À première vue, il semble y avoir peu de raisons de se réjouir dans En attendant Godot. Le chef-d’œuvre absurde de Samuel Beckett semble regarder dans un vide insensé, posant des questions auxquelles il offre peu de réponses, et à première vue, la nouvelle production de Dominic Hill pour le Citizens Theatre de Glasgow (avant les transferts à Everyman de Liverpool et à Octagon de Bolton) se penche sur la morosité.
Le design de Jean Chan remplit la scène avec ce qui ressemble à un terrain vague bombardé, sans particularité à part un arbre entouré d’une portière de voiture (comment diable est-il arrivé là ?!) et quelques vieilles chaises rouillées. Lorsque Vladimir et Estragon émergent, ils le font contre un chemin désespéré vers l’enfer, et même cela s’effondre.
Pourtant, ce qui ressort le plus de la vision de Godot de Hill n’est pas l’isolement froid mais la chaleur des relations humaines, même dans les circonstances les plus difficiles. Hill dirige les deux clochards avec une immense affection et beaucoup d’humour, et il est aidé par deux performances centrales exceptionnelles. Le Vladimir de Matthew Kelly, grincheux et légèrement pathétique, est extrêmement sympathique. Quand vous le voyez retirer ses bottes dans les premières minutes, cela témoigne du niveau d’empathie de Kelly et du fait que le public le pousse à réussir même dans une si petite tâche. Il est terreux, léthargique, plat, mais jamais désespéré. Dégonflé plutôt que vaincu, ce Vladimir trouve tant bien que mal la force de continuer, et c’est surtout grâce à la tendresse de son amitié avec son partenaire. Estragon pourrait penser qu’il n’y a « rien à faire », mais interprété par George Costigan, il voit le monde avec une jovialité optimiste et une détermination à continuer, jouant le rôle avec une vivacité joyeuse qui trouve un élan même en haussant les épaules dans le vide.

Mais la production fonctionne si bien car, aussi bonnes que soient les performances individuelles, les deux protagonistes forment une équipe. Les deux ont des types très différents de livraison impassible, qui produisent souvent des rires bruyants du public, mais il y a aussi une cordialité touchante dans leurs interactions. Alors qu’il aide Vladimir à essayer ses bottes au début de l’acte deux, Costigan époussette doucement les pieds bandés de Kelly, offrant un moment de douce connexion qui est la chose la plus intime et la plus pleine d’espoir de la soirée.
Il y a du pardon et de la beauté dans cette vision nihiliste, et les deux acteurs apportent un immense naturalisme à leurs rôles. Les plaisanteries semblent authentiques, jamais comme s’ils lisaient un scénario, et dans leur prestation, les mystères et les allusions de Beckett deviennent des portes de possibilités, et non des impasses frustrantes.
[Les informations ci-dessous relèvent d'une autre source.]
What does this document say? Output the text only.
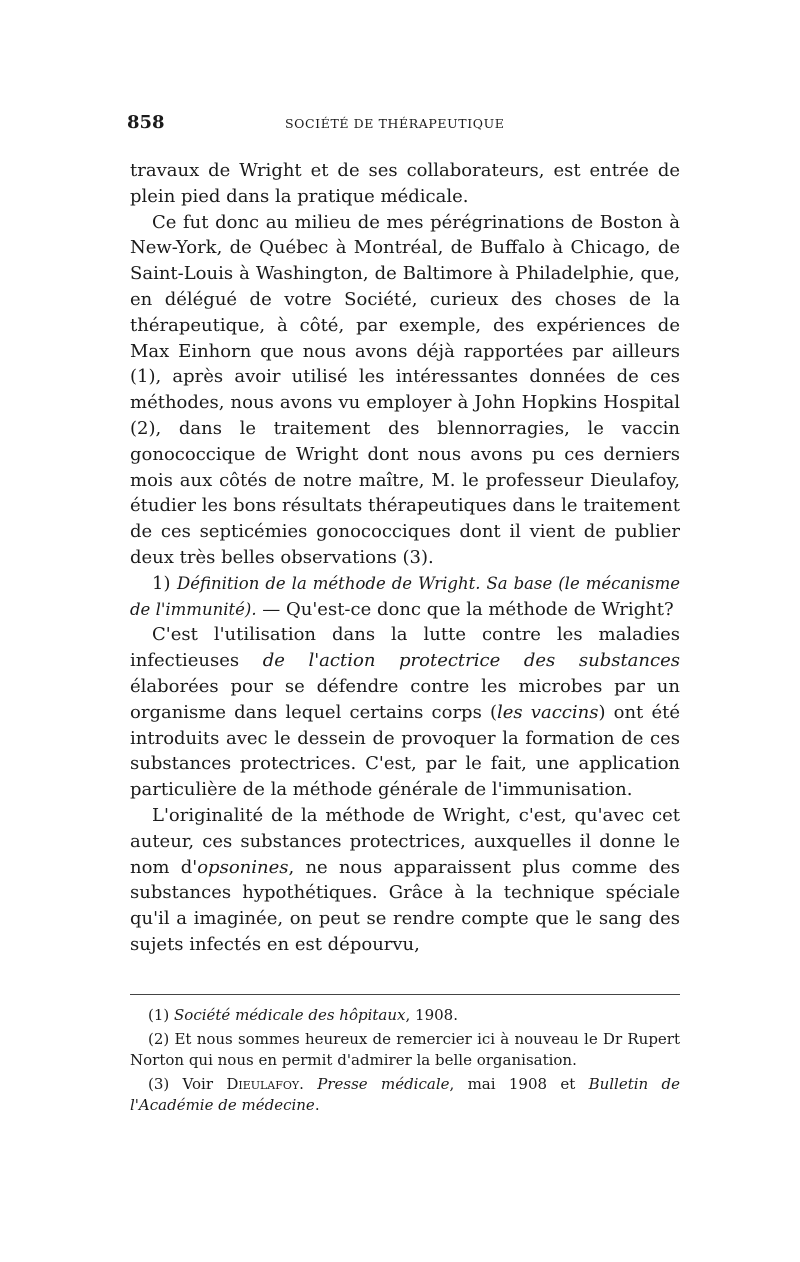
858	SOCIÉTÉ DE THÉRAPEUTIQUE

travaux de Wright et de ses collaborateurs, est entrée de plein pied dans la pratique médicale.

Ce fut donc au milieu de mes pérégrinations de Boston à New-York, de Québec à Montréal, de Buffalo à Chicago, de Saint-Louis à Washington, de Baltimore à Philadelphie, que, en délégué de votre Société, curieux des choses de la thérapeutique, à côté, par exemple, des expériences de Max Einhorn que nous avons déjà rapportées par ailleurs (1), après avoir utilisé les intéressantes données de ces méthodes, nous avons vu employer à John Hopkins Hospital (2), dans le traitement des blennorragies, le vaccin gonococcique de Wright dont nous avons pu ces derniers mois aux côtés de notre maître, M. le professeur Dieulafoy, étudier les bons résultats thérapeutiques dans le traitement de ces septicémies gonococciques dont il vient de publier deux très belles observations (3).

1) Définition de la méthode de Wright. Sa base (le mécanisme de l'immunité). — Qu'est-ce donc que la méthode de Wright?

C'est l'utilisation dans la lutte contre les maladies infectieuses de l'action protectrice des substances élaborées pour se défendre contre les microbes par un organisme dans lequel certains corps (les vaccins) ont été introduits avec le dessein de provoquer la formation de ces substances protectrices. C'est, par le fait, une application particulière de la méthode générale de l'immunisation.

L'originalité de la méthode de Wright, c'est, qu'avec cet auteur, ces substances protectrices, auxquelles il donne le nom d'opsonines, ne nous apparaissent plus comme des substances hypothétiques. Grâce à la technique spéciale qu'il a imaginée, on peut se rendre compte que le sang des sujets infectés en est dépourvu,

(1) Société médicale des hôpitaux, 1908.

(2) Et nous sommes heureux de remercier ici à nouveau le Dr Rupert Norton qui nous en permit d'admirer la belle organisation.

(3) Voir Dieulafoy. Presse médicale, mai 1908 et Bulletin de l'Académie de médecine.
A leurs côtés, Pozzo et Lucky réalisent des foils dynamiques. Pozzo de Gbolahan Obisesan est une explosion de confiance en soi flamboyante, avec une touche de danger dans son flair suave, sa tenue violette et jaune formant un contraste accrocheur avec l’environnement monochrome. Michael Hodgson donne vie au sort physique de Lucky avec une immédiateté troublante, et il livre son monologue avec une clarté rapide et une grandeur tragique surprenante. Seul le Garçon, le personnage le plus mystérieux de la pièce, semble légèrement plat et sous-estimé par Rejoice Ogunyemi.
Cependant, cela semble être une petite chose à redire dans ce qui est par ailleurs une production triomphale de la pièce la plus importante du 20ème siècle. Il trouve fraîcheur et humour dans l’absurdité la plus sombre et célèbre le pardon et l’amour même dans les décors les plus sombres. En un mot, charmant.